“Light” is short but complete
Book Review by Dirk Moore
The Custer County Chronicle, Custer, South Dakota, USA, 11th May 1985.
In only 51 picture-filled pages “Light at the End of the Tunnel,” by Scottish author Andrew Hogarth, gives a history of the Teton Sioux Indian from the mid nineteenth century to the present.
How can such a brief book account for the eventful history of the Teton Sioux during that time? Hogarth admits that it cannot, and that is one reason why he wrote the book.
The history of the Sioux conflict with the white man is a long, fabulous story to be told. “Light at the End of the Tunnel” instead of telling this story completely, touches off a desire to read more about the Teton Sioux Indians’ struggle to keep their homeland secure from the white man.
“ I created ‘Light’ to simply bring to a wider range of readers a culture that respected the earth it lived on, loved and shared with own kind, treated animal life with respect and were most probably the last true free people to live on this planet we call earth,” says Hogarth.

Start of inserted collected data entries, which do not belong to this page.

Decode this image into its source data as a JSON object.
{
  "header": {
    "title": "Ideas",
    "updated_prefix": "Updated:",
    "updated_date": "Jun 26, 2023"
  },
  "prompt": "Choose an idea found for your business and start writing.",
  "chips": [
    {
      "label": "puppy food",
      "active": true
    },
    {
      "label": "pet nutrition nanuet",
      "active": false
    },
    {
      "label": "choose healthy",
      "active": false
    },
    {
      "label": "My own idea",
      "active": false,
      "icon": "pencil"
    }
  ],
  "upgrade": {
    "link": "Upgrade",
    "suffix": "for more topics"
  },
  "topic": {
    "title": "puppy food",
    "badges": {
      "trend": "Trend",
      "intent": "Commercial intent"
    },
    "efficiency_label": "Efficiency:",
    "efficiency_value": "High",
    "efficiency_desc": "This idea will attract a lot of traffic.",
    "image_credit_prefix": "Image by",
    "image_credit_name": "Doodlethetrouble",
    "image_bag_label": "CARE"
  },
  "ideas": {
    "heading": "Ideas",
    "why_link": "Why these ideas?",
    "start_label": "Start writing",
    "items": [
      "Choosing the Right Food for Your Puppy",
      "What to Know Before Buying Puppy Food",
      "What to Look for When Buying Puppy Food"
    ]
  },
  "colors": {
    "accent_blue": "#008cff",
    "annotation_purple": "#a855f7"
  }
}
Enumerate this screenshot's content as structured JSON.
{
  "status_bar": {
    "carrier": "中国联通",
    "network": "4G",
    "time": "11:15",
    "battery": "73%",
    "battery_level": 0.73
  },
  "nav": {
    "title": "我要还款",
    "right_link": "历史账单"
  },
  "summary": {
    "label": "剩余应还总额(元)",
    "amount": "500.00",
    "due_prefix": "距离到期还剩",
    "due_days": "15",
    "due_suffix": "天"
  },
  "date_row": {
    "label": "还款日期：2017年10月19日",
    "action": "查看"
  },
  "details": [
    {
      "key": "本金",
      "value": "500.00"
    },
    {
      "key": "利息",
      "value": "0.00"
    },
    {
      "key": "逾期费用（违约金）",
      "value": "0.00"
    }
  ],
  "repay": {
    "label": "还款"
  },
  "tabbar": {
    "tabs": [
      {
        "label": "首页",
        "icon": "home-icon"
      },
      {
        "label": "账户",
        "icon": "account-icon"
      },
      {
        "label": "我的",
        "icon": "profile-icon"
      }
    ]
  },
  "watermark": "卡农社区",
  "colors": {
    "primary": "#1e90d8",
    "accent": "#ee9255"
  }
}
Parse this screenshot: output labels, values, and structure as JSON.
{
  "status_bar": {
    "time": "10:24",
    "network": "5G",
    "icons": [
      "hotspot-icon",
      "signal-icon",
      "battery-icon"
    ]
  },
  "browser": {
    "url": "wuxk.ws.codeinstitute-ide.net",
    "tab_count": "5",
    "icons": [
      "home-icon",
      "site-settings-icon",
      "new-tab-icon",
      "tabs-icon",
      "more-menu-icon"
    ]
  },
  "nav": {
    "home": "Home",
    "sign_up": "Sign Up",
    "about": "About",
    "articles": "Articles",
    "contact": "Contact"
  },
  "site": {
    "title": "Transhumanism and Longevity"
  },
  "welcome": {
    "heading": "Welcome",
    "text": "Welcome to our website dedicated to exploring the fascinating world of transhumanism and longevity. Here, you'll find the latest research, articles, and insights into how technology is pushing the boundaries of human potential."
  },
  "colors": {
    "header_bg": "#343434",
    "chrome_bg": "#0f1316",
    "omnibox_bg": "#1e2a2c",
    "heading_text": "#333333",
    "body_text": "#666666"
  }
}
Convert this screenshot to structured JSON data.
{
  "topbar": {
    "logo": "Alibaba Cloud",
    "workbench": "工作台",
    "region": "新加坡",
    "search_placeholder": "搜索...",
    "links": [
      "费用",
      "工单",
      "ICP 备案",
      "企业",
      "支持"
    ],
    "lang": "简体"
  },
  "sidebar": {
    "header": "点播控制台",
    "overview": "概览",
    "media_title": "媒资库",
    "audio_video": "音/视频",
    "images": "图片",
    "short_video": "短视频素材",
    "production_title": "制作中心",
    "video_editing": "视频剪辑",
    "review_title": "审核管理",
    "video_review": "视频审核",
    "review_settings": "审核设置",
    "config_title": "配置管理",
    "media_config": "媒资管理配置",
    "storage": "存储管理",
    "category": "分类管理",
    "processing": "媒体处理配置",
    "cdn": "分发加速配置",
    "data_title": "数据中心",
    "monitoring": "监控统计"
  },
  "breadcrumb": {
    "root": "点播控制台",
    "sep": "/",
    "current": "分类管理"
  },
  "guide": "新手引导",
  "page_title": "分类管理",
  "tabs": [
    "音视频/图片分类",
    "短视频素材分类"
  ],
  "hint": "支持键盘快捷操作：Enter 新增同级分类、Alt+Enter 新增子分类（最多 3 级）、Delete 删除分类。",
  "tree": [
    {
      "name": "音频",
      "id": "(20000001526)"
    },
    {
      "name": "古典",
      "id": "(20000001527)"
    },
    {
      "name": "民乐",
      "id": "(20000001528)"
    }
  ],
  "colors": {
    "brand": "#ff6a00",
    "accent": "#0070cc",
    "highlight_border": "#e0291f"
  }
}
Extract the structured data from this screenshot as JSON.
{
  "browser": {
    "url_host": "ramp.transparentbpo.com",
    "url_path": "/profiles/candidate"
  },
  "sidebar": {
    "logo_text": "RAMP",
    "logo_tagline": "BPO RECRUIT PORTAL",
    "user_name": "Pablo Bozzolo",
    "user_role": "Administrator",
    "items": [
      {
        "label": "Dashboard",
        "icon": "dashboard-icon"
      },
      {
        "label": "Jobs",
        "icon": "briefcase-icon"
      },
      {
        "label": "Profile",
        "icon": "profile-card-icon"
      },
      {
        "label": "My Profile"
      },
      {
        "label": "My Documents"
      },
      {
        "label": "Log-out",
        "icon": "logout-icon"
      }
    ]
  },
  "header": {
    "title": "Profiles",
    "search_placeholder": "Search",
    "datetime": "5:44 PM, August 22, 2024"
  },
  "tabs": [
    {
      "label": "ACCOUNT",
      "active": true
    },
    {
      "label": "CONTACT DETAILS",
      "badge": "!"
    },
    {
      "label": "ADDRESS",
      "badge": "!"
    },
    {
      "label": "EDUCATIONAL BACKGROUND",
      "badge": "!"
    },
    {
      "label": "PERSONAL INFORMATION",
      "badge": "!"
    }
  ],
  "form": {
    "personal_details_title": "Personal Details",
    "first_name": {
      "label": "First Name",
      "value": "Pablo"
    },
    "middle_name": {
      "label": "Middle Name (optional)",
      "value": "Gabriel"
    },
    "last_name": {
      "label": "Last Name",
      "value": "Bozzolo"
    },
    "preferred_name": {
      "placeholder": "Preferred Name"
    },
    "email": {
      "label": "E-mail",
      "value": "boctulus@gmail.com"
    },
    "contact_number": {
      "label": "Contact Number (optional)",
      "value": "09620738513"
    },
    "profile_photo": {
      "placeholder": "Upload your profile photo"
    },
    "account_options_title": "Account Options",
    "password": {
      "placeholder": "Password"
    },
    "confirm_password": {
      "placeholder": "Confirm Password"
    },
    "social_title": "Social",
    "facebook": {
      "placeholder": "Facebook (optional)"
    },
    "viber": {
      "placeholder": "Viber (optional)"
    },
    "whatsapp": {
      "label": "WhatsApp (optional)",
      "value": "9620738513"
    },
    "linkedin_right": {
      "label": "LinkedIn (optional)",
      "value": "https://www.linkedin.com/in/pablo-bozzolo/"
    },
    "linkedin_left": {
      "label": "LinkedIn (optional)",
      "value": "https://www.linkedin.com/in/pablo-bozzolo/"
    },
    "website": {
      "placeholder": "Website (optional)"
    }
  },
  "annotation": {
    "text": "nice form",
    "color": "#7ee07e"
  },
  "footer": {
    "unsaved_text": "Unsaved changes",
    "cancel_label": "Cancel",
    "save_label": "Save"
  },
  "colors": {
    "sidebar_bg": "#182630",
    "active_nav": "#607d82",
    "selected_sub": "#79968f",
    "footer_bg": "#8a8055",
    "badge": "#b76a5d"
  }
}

Hogarth , a native of Scotland, lives and works in Sydney, Australia. “Most people wonder why I would want to write a book about Indians,” he says. “but you do not have to be Indian or American to understand the conflict between the two cultures and to empathise with the Sioux who were ultimately defeated and placed on reservations.”
Hogarth’s book reveals that the author has obtained the background to write about the conflict between the white man and the Sioux as well as the authority to express an opinion on the subject. His research is thorough enough.
He keeps his facts straight about the past – the swift encroachment of the white man onto Indian land, the victories of the Sioux and their final defeat and cultural deterioration.
He gives space to the story of one full blood Oglala-Brule Sioux Indian, Jack Little, who contributed to Hogarth’s understanding of the Sioux, both past and present.
And his look into the future is more than commentary as he relies on a discussion of the efforts begun by one man, the late sculptor Korczak Ziolkowski, to bring attention to at least one Sioux, Chief Crazy Horse.
Hogarth ends his book with a thought for the readers. What the Sioux have suffered in the past cannot now be undone. But, he says in his book, the Sioux still suffer because of past acts of the white man.
“When they finally came to the reservations, they lost, not merely their weapons and ponies, but their freedom and almost their precious way of life, that even the white man thought had in it much that was good.”
And the white man of today remains responsible for past actions “as long as he continues to base his actions on the same principles as those of his ancestors.”
It is a short book for the “average reader” and takes a few hours to read. But that is enough to understand the history of struggle between the white man and the Sioux, and to know that reconciliation and acceptance have yet to be reached.